The most striking thing about my trips is how much I’m slowed down by automobile infrastructure. In most cases, I can reach my destination in less time than it takes to drive (especially during rush hour) utilizing sidewalks, trails and the “Idaho Stop” (civil disobedience, right?). Single-family housing, parking and excessive, land-wasting roads take up most of the space between points A and B. I, and every cyclists I see along the way, however, require very little space. This image does a good job of illustrating that:

 

Every additional cyclist on the road highlights the absurdity of the development patterns we have in place. Designing for this:

 

Creates this:

The above, in case you don’t recognize the reference, is an auto-centric non-place with an incredible infrastructure burden relative to its density.

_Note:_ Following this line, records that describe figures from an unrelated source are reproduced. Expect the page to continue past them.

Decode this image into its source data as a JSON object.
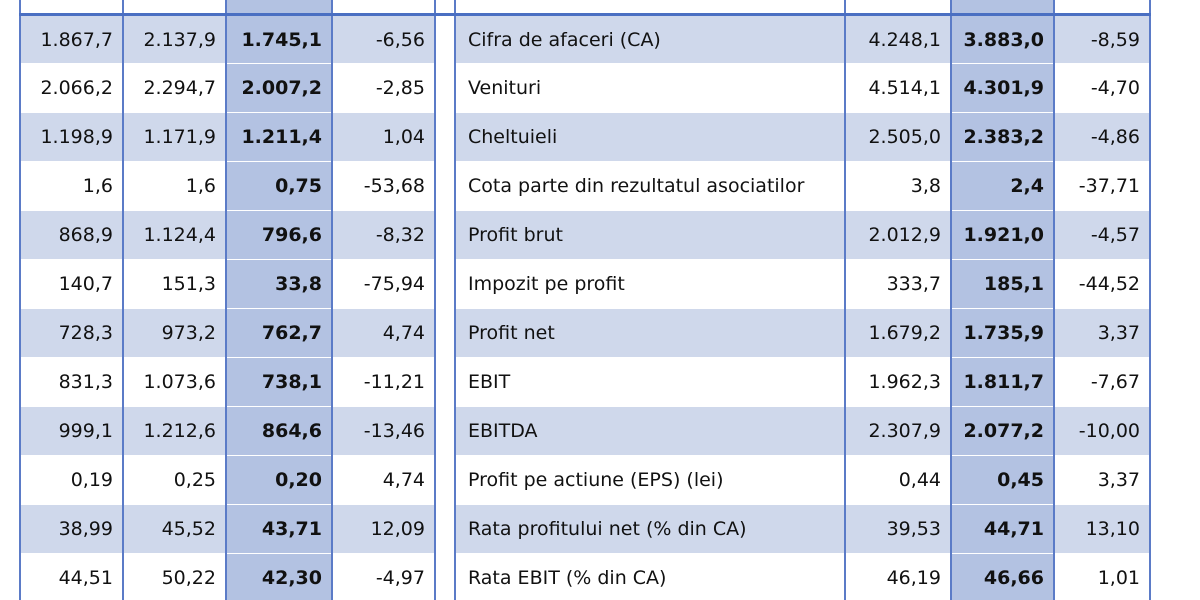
{
  "rows": [
    {
      "v1": "1.867,7",
      "v2": "2.137,9",
      "v3": "1.745,1",
      "v4": "-6,56",
      "label": "Cifra de afaceri (CA)",
      "v5": "4.248,1",
      "v6": "3.883,0",
      "v7": "-8,59"
    },
    {
      "v1": "2.066,2",
      "v2": "2.294,7",
      "v3": "2.007,2",
      "v4": "-2,85",
      "label": "Venituri",
      "v5": "4.514,1",
      "v6": "4.301,9",
      "v7": "-4,70"
    },
    {
      "v1": "1.198,9",
      "v2": "1.171,9",
      "v3": "1.211,4",
      "v4": "1,04",
      "label": "Cheltuieli",
      "v5": "2.505,0",
      "v6": "2.383,2",
      "v7": "-4,86"
    },
    {
      "v1": "1,6",
      "v2": "1,6",
      "v3": "0,75",
      "v4": "-53,68",
      "label": "Cota parte din rezultatul asociatilor",
      "v5": "3,8",
      "v6": "2,4",
      "v7": "-37,71"
    },
    {
      "v1": "868,9",
      "v2": "1.124,4",
      "v3": "796,6",
      "v4": "-8,32",
      "label": "Profit brut",
      "v5": "2.012,9",
      "v6": "1.921,0",
      "v7": "-4,57"
    },
    {
      "v1": "140,7",
      "v2": "151,3",
      "v3": "33,8",
      "v4": "-75,94",
      "label": "Impozit pe profit",
      "v5": "333,7",
      "v6": "185,1",
      "v7": "-44,52"
    },
    {
      "v1": "728,3",
      "v2": "973,2",
      "v3": "762,7",
      "v4": "4,74",
      "label": "Profit net",
      "v5": "1.679,2",
      "v6": "1.735,9",
      "v7": "3,37"
    },
    {
      "v1": "831,3",
      "v2": "1.073,6",
      "v3": "738,1",
      "v4": "-11,21",
      "label": "EBIT",
      "v5": "1.962,3",
      "v6": "1.811,7",
      "v7": "-7,67"
    },
    {
      "v1": "999,1",
      "v2": "1.212,6",
      "v3": "864,6",
      "v4": "-13,46",
      "label": "EBITDA",
      "v5": "2.307,9",
      "v6": "2.077,2",
      "v7": "-10,00"
    },
    {
      "v1": "0,19",
      "v2": "0,25",
      "v3": "0,20",
      "v4": "4,74",
      "label": "Profit pe actiune (EPS) (lei)",
      "v5": "0,44",
      "v6": "0,45",
      "v7": "3,37"
    },
    {
      "v1": "38,99",
      "v2": "45,52",
      "v3": "43,71",
      "v4": "12,09",
      "label": "Rata profitului net (% din CA)",
      "v5": "39,53",
      "v6": "44,71",
      "v7": "13,10"
    },
    {
      "v1": "44,51",
      "v2": "50,22",
      "v3": "42,30",
      "v4": "-4,97",
      "label": "Rata EBIT (% din CA)",
      "v5": "46,19",
      "v6": "46,66",
      "v7": "1,01"
    }
  ]
}
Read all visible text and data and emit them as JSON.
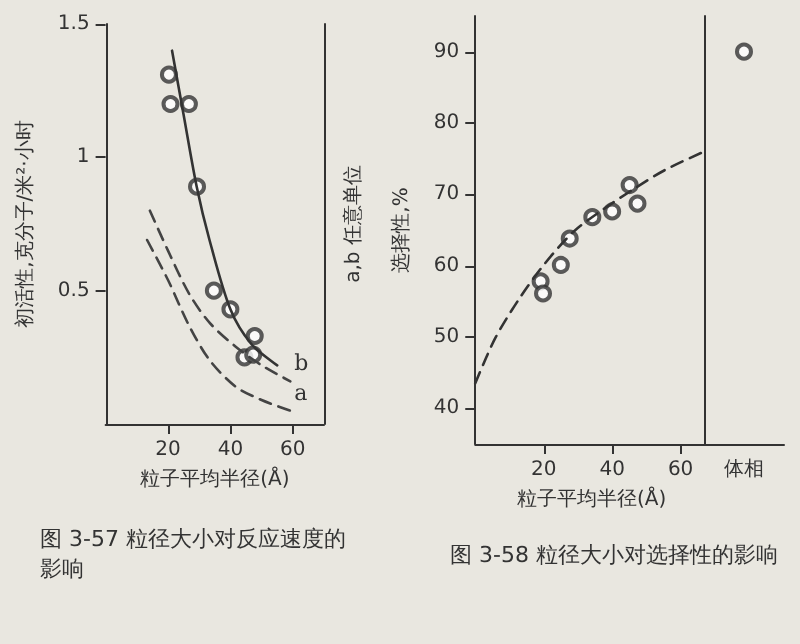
{
  "chart_data": [
    {
      "type": "line",
      "title": "图 3-57  粒径大小对反应速度的影响",
      "xlabel": "粒子平均半径(Å)",
      "ylabel": "初活性,克分子/米²·小时",
      "y2label": "a,b 任意单位",
      "xlim": [
        0,
        70
      ],
      "xticks": [
        20,
        40,
        60
      ],
      "ylim": [
        0,
        1.5
      ],
      "yticks": [
        0.5,
        1.0,
        1.5
      ],
      "grid": false,
      "series": [
        {
          "type": "scatter",
          "marker": "circle",
          "color": "#333333",
          "x": [
            20.3,
            20.8,
            26.7,
            29.3,
            34.7,
            40,
            44.5,
            47.3,
            47.8
          ],
          "values": [
            1.31,
            1.2,
            1.2,
            0.89,
            0.5,
            0.43,
            0.25,
            0.26,
            0.33
          ]
        },
        {
          "line_style": "solid",
          "marker": "none",
          "color": "#333333",
          "x": [
            21.3,
            25,
            29.2,
            33.3,
            40,
            46.7,
            55
          ],
          "values": [
            1.4,
            1.16,
            0.89,
            0.69,
            0.43,
            0.3,
            0.22
          ]
        },
        {
          "name": "b",
          "line_style": "dashed",
          "marker": "none",
          "color": "#444444",
          "x": [
            14.2,
            20,
            26.7,
            33.3,
            41.7,
            50,
            59.2
          ],
          "values": [
            0.8,
            0.65,
            0.49,
            0.38,
            0.29,
            0.22,
            0.16
          ]
        },
        {
          "name": "a",
          "line_style": "dashed",
          "marker": "none",
          "color": "#444444",
          "x": [
            13.3,
            20,
            26.7,
            33.3,
            41.7,
            50,
            59.2
          ],
          "values": [
            0.69,
            0.54,
            0.37,
            0.24,
            0.14,
            0.09,
            0.05
          ]
        }
      ]
    },
    {
      "type": "scatter",
      "title": "图 3-58  粒径大小对选择性的影响",
      "xlabel": "粒子平均半径(Å)",
      "ylabel": "选择性,%",
      "xlim": [
        0,
        68
      ],
      "xticks": [
        20,
        40,
        60
      ],
      "ylim": [
        35,
        95
      ],
      "yticks": [
        40,
        50,
        60,
        70,
        80,
        90
      ],
      "grid": false,
      "series": [
        {
          "marker": "circle",
          "color": "#333333",
          "x": [
            19.1,
            19.8,
            25,
            27.6,
            34.2,
            40,
            45.1,
            47.4
          ],
          "values": [
            57.8,
            56.1,
            60.1,
            63.8,
            66.8,
            67.6,
            71.3,
            68.7
          ]
        },
        {
          "type": "line",
          "line_style": "dashed",
          "marker": "none",
          "color": "#333333",
          "x": [
            0,
            5.8,
            12.9,
            20,
            28.8,
            37.7,
            46.5,
            55.4,
            67.8
          ],
          "values": [
            43.5,
            49.8,
            55.4,
            60.1,
            64.8,
            68,
            70.8,
            73.4,
            76.2
          ]
        }
      ]
    },
    {
      "type": "scatter",
      "categories": [
        "体相"
      ],
      "ylim": [
        35,
        95
      ],
      "tick_labels": "x",
      "grid": false,
      "series": [
        {
          "marker": "circle",
          "color": "#333333",
          "values": [
            90
          ]
        }
      ]
    }
  ]
}
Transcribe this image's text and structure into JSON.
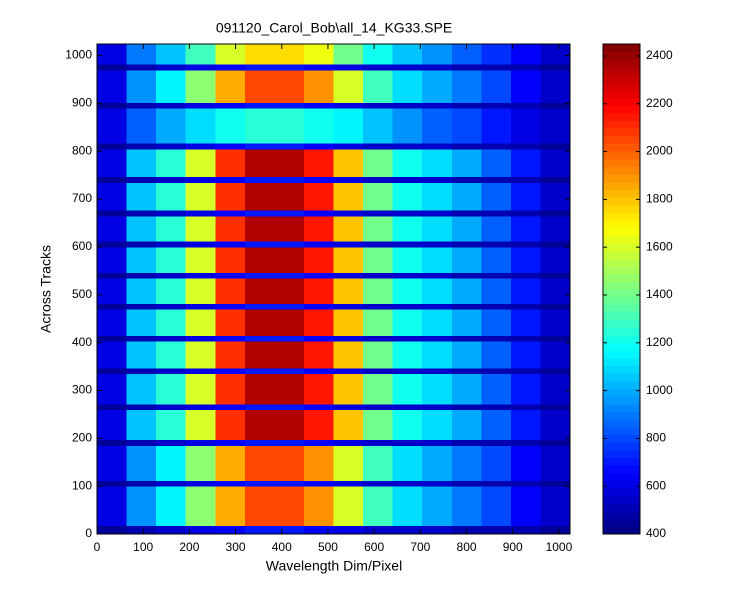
{
  "chart_data": {
    "type": "heatmap",
    "title": "091120_Carol_Bob\\all_14_KG33.SPE",
    "x_label": "Wavelength Dim/Pixel",
    "y_label": "Across Tracks",
    "xlim": [
      0,
      1024
    ],
    "ylim": [
      0,
      1024
    ],
    "xticks": [
      0,
      100,
      200,
      300,
      400,
      500,
      600,
      700,
      800,
      900,
      1000
    ],
    "yticks": [
      0,
      100,
      200,
      300,
      400,
      500,
      600,
      700,
      800,
      900,
      1000
    ],
    "x_edges": [
      0,
      64,
      128,
      192,
      256,
      320,
      384,
      448,
      512,
      576,
      640,
      704,
      768,
      832,
      896,
      960,
      1024
    ],
    "y_edges": [
      0,
      18,
      100,
      112,
      185,
      197,
      260,
      272,
      335,
      347,
      403,
      415,
      470,
      482,
      535,
      547,
      600,
      612,
      665,
      677,
      735,
      747,
      805,
      817,
      890,
      902,
      970,
      982,
      1024
    ],
    "colormap": "jet",
    "clim": [
      400,
      2450
    ],
    "colorbar_ticks": [
      400,
      600,
      800,
      1000,
      1200,
      1400,
      1600,
      1800,
      2000,
      2200,
      2400
    ],
    "values": [
      [
        450,
        500,
        550,
        600,
        650,
        700,
        700,
        650,
        600,
        550,
        550,
        550,
        500,
        500,
        500,
        450
      ],
      [
        600,
        950,
        1150,
        1450,
        1850,
        2050,
        2050,
        1900,
        1600,
        1300,
        1100,
        1000,
        900,
        800,
        650,
        550
      ],
      [
        450,
        500,
        550,
        600,
        650,
        700,
        700,
        650,
        600,
        550,
        550,
        550,
        500,
        500,
        500,
        450
      ],
      [
        600,
        950,
        1150,
        1450,
        1850,
        2050,
        2050,
        1900,
        1600,
        1300,
        1100,
        1000,
        900,
        800,
        650,
        550
      ],
      [
        450,
        500,
        550,
        600,
        650,
        700,
        700,
        650,
        600,
        550,
        550,
        550,
        500,
        500,
        500,
        450
      ],
      [
        600,
        1050,
        1250,
        1600,
        2100,
        2350,
        2350,
        2150,
        1800,
        1400,
        1200,
        1100,
        1000,
        850,
        700,
        550
      ],
      [
        450,
        500,
        550,
        600,
        650,
        700,
        700,
        650,
        600,
        550,
        550,
        550,
        500,
        500,
        500,
        450
      ],
      [
        600,
        1050,
        1250,
        1600,
        2100,
        2350,
        2350,
        2150,
        1800,
        1400,
        1200,
        1100,
        1000,
        850,
        700,
        550
      ],
      [
        450,
        500,
        550,
        600,
        650,
        700,
        700,
        650,
        600,
        550,
        550,
        550,
        500,
        500,
        500,
        450
      ],
      [
        600,
        1050,
        1250,
        1600,
        2100,
        2350,
        2350,
        2150,
        1800,
        1400,
        1200,
        1100,
        1000,
        850,
        700,
        550
      ],
      [
        450,
        500,
        550,
        600,
        650,
        700,
        700,
        650,
        600,
        550,
        550,
        550,
        500,
        500,
        500,
        450
      ],
      [
        600,
        1050,
        1250,
        1600,
        2100,
        2350,
        2350,
        2150,
        1800,
        1400,
        1200,
        1100,
        1000,
        850,
        700,
        550
      ],
      [
        450,
        500,
        550,
        600,
        650,
        700,
        700,
        650,
        600,
        550,
        550,
        550,
        500,
        500,
        500,
        450
      ],
      [
        600,
        1050,
        1250,
        1600,
        2100,
        2350,
        2350,
        2150,
        1800,
        1400,
        1200,
        1100,
        1000,
        850,
        700,
        550
      ],
      [
        450,
        500,
        550,
        600,
        650,
        700,
        700,
        650,
        600,
        550,
        550,
        550,
        500,
        500,
        500,
        450
      ],
      [
        600,
        1050,
        1250,
        1600,
        2100,
        2350,
        2350,
        2150,
        1800,
        1400,
        1200,
        1100,
        1000,
        850,
        700,
        550
      ],
      [
        450,
        500,
        550,
        600,
        650,
        700,
        700,
        650,
        600,
        550,
        550,
        550,
        500,
        500,
        500,
        450
      ],
      [
        600,
        1050,
        1250,
        1600,
        2100,
        2350,
        2350,
        2150,
        1800,
        1400,
        1200,
        1100,
        1000,
        850,
        700,
        550
      ],
      [
        450,
        500,
        550,
        600,
        650,
        700,
        700,
        650,
        600,
        550,
        550,
        550,
        500,
        500,
        500,
        450
      ],
      [
        600,
        1050,
        1250,
        1600,
        2100,
        2350,
        2350,
        2150,
        1800,
        1400,
        1200,
        1100,
        1000,
        850,
        700,
        550
      ],
      [
        450,
        500,
        550,
        600,
        650,
        700,
        700,
        650,
        600,
        550,
        550,
        550,
        500,
        500,
        500,
        450
      ],
      [
        600,
        1050,
        1250,
        1600,
        2100,
        2350,
        2350,
        2150,
        1800,
        1400,
        1200,
        1100,
        1000,
        850,
        700,
        550
      ],
      [
        450,
        500,
        550,
        600,
        650,
        700,
        700,
        650,
        600,
        550,
        550,
        550,
        500,
        500,
        500,
        450
      ],
      [
        600,
        850,
        1000,
        1100,
        1200,
        1250,
        1250,
        1200,
        1150,
        1050,
        950,
        850,
        800,
        700,
        600,
        550
      ],
      [
        450,
        500,
        550,
        600,
        650,
        700,
        700,
        650,
        600,
        550,
        550,
        550,
        500,
        500,
        500,
        450
      ],
      [
        600,
        950,
        1150,
        1450,
        1850,
        2050,
        2050,
        1900,
        1600,
        1300,
        1100,
        1000,
        900,
        800,
        650,
        550
      ],
      [
        450,
        500,
        550,
        600,
        650,
        700,
        700,
        650,
        600,
        550,
        550,
        550,
        500,
        500,
        500,
        450
      ],
      [
        600,
        900,
        1050,
        1300,
        1600,
        1750,
        1750,
        1650,
        1400,
        1200,
        1050,
        950,
        850,
        750,
        650,
        550
      ]
    ]
  }
}
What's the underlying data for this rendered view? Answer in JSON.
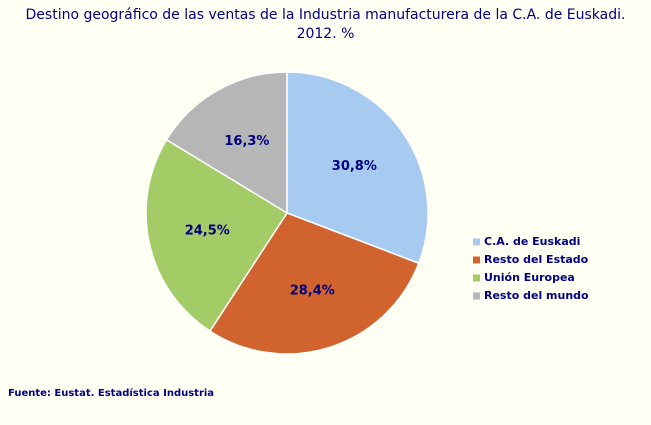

The generation who built this won’t be around to endure the incredible cost of its maintenance, which will either be funded through high federal/state taxes or crushing millages/assessments on the individual citizens who live here. “Freedom” to live where one desires is often brought into the conversation when sprawl and single-family housing is criticized, however, there’s nothing “free” about burdening fellow citizens with the cost of such development, or demanding that every public space be destroyed for the sake of one’s giant metal wheelchair, or a de facto car ownership requirement. By all means, choose live where you want, but let’s reconfigure the market so that true costs are reflected in those choices. Declaring the area pictured above as “freedom” is similar to one demanding that they be free to live in subsidized housing or to receive welfare. 

Will glimpsing the occasional cyclist change anyone’s mind about driving or housing? Probably not immediately, but when citizens demonstrate that they can get from place to place without wrapping themselves in a 6,000 pound wheelchair and show their city that they want the ability to do so, change happens. More cyclists means more bike lanes, more awareness from drivers, more density and less parking. The most able bodied among us, especially, who want to see change, have a responsibility to get out there and ride, as it’s often the case that, while a person of stout age and fitness can make their way reasonably well through city streets, these streets aren’t yet safe enough for children, families or the elderly.

Choosing cycling (or walking, or transit, etc.) over driving is one small vote for human-scale cities and towns, for fiscally responsible and sustainable development patterns, for safe streets that value life over vehicles per hour, for mobility over isolation. 

Cities are man’s greatest invention. The sprawling, auto-centric development patterns we’ve come to normalize in this post-war era are chipping away at our cities little by little. When you see someone riding their bike as a means of transportation in America, whether by necessity or choice, consider it the exemplar of all those little SUV window flags in action. Bike for your country.